Succhi di frutta. Alternativa alla frutta?




Chi non ha mai bevuto un succo di frutta da bambino? Poiché viene considerata una valida alternativa alla frutta, viene consumato sia da adulti che bambini. Ma è davvero così?

I succhi di frutta confezionati sono sicuramente appetibili e pratici ma non possono essere considerati dal punto di vista nutrizionale validi al pari di un frutto. I succhi confezionati vengono sottoposti ad un processo di pastorizzazione che fa si che si perdano numerose proprietà, come le vitamine termolabili e induce l’alterazione dei Sali minerali. Inoltre, con l’estrazione del succo dalla frutta, si perde una componente fondamentale ovvero la fibra, la quale è necessaria per il buon funzionamento dell’intestino, ha una attività ripulente e consente di digerire ed assorbire più lentamente gli zuccheri semplici della frutta.

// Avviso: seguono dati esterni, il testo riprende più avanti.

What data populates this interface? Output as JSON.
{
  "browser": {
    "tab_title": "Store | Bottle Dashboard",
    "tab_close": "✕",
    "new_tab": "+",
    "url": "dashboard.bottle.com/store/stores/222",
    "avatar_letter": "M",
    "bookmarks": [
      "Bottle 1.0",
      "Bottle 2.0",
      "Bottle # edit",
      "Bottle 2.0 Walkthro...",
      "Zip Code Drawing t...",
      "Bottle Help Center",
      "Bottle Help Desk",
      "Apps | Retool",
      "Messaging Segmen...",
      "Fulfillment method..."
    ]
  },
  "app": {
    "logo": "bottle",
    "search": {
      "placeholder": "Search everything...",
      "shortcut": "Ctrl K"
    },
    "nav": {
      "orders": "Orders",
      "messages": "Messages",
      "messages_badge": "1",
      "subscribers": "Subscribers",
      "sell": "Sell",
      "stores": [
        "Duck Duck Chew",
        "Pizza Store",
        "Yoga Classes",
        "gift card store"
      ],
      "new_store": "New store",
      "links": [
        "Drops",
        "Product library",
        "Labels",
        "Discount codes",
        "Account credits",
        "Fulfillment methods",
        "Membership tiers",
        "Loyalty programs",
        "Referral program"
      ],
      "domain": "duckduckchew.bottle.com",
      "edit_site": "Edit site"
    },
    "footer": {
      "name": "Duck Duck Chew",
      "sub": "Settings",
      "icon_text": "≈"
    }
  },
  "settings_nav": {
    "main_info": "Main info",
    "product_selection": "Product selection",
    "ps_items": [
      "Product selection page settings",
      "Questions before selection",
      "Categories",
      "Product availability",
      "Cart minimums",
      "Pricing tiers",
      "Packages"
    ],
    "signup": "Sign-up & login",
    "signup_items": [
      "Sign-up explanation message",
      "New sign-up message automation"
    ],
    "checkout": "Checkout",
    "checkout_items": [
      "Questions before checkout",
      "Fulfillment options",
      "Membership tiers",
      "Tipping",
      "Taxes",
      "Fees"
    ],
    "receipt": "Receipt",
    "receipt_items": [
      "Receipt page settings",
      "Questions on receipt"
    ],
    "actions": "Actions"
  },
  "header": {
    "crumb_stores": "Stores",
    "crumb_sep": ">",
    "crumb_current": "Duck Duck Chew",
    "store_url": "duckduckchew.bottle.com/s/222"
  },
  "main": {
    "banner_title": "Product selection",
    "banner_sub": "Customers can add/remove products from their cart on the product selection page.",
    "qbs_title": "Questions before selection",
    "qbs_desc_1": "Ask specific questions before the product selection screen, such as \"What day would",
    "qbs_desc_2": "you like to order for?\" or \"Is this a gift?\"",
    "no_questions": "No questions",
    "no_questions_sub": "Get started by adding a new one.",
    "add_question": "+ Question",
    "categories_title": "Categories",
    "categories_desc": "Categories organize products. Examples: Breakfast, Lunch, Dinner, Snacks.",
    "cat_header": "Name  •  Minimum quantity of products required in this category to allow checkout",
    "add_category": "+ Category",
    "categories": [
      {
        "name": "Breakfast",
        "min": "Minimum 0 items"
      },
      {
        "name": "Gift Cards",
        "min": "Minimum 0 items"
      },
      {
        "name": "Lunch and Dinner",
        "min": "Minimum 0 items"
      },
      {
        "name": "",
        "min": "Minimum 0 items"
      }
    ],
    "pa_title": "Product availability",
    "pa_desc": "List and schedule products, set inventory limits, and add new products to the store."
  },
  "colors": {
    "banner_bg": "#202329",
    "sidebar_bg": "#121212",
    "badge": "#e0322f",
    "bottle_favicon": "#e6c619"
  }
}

In commercio, ci sono diverse tipologie di bevande contenenti frutta: ad esempio, ci sono succhi 100% frutta, prodotti dalla spremitura del frutto senza l’aggiunta di edulcoranti, conservanti in quanto gli acidi che contengono naturalmente fungono da conservanti; tra i succhi 100% frutta ci sono succhi di mela, arancia, pompelmo e ananas, ma bisogna prestare comunque molta attenzione all’etichetta. Ma non tutta la frutta può essere sottoposta a questo trattamento, frutta come pesca, pera ed albicocca viene trasformata in nettare: la polpa del frutto viene mescolata con acqua, zuccheri addensanti ed acidificanti.
Dal punto di vista nutrizionale, i succhi di frutta non possono considerarsi delle bevande salutari: l’elevato contenuto di zuccheri, che non sono solo quelli normalmente presenti nella frutta, contribuisce all’aumento repentino della glicemia, per questo zuccheri come fruttosio e glucosio verranno in parte immagazzinati sotto forma di glicogeno e in parte verranno accumulati nel tessuto adiposo, condizione che nel tempo porterà ad un aumento del peso corporeo.
Inoltre, non devono assolutamente essere consumati da bambini al di sotto di un anno e devono essere consumati parsimoniosamente dai bimbi più grandi: gli zuccheri e gli acidi che si trovano all’interno dei succhi, col tempo portano carie ed erosione dentale e danni alle gengive.
E se proprio non potete rinunciare al succo di frutta, utilizzate estrattori per succhi di frutta: tramite questa macchina è possibile mantenere tutte le proprietà della frutta, compresi gli enzimi grazie al meccanismo di estrazione che avviene per schiacciamento e non per centrifugazione del frutto.
 
Oltre alle proprietà nutrizionali del succo di frutta confezionato, è bene valutare anche la sicurezza alimentare del prodotto.
Secondo il D.P.R. n. 719 del 19 maggio 1958 “sono considerate bibite analcooliche le bibite gassate e non gassate confezionate in bottiglie od altri recipienti a chiusura ermetica, preparate con acqua potabile odacqua minerale naturale contenenti una o più delle seguenti sostanze: succo di frutta; infusi, estratti di frutta o di parti di piante commestibili o amaricanti o aromatizzanti; essenze naturali; saccarosio; acido citrico, acido tartarico”, pertanto anche i soli succhi costituiti dal 100% di frutta devono sottostare a tale legge.
Inoltre, il D. Lgs. n. 20 del 19 febbraio 2014, in attuazione della Direttiva Comunitaria n. 12 del 2012, ci dà una definizione dettagliata di succo di frutta, ossia “prodotto fermentescibile ma non fermentato, ottenuto dalla parte commestibile di frutta sana e matura, fresca o conservata mediante refrigerazione o congelamento, appartenente ad una o più specie e avente il colore, l'aroma e il gusto caratteristici dei succhi di frutta da cui proviene. L'aroma, la polpa e le cellule ottenute mediante processi fisici adeguati dalle stesse specie di frutta possono essere restituiti al succo […]”.Tale decreto introduce alcune novità riguardo i succhi di frutta: il pomodoro entra a far parte dei possibili ingredienti utilizzabili nella produzione dei succhi di frutta.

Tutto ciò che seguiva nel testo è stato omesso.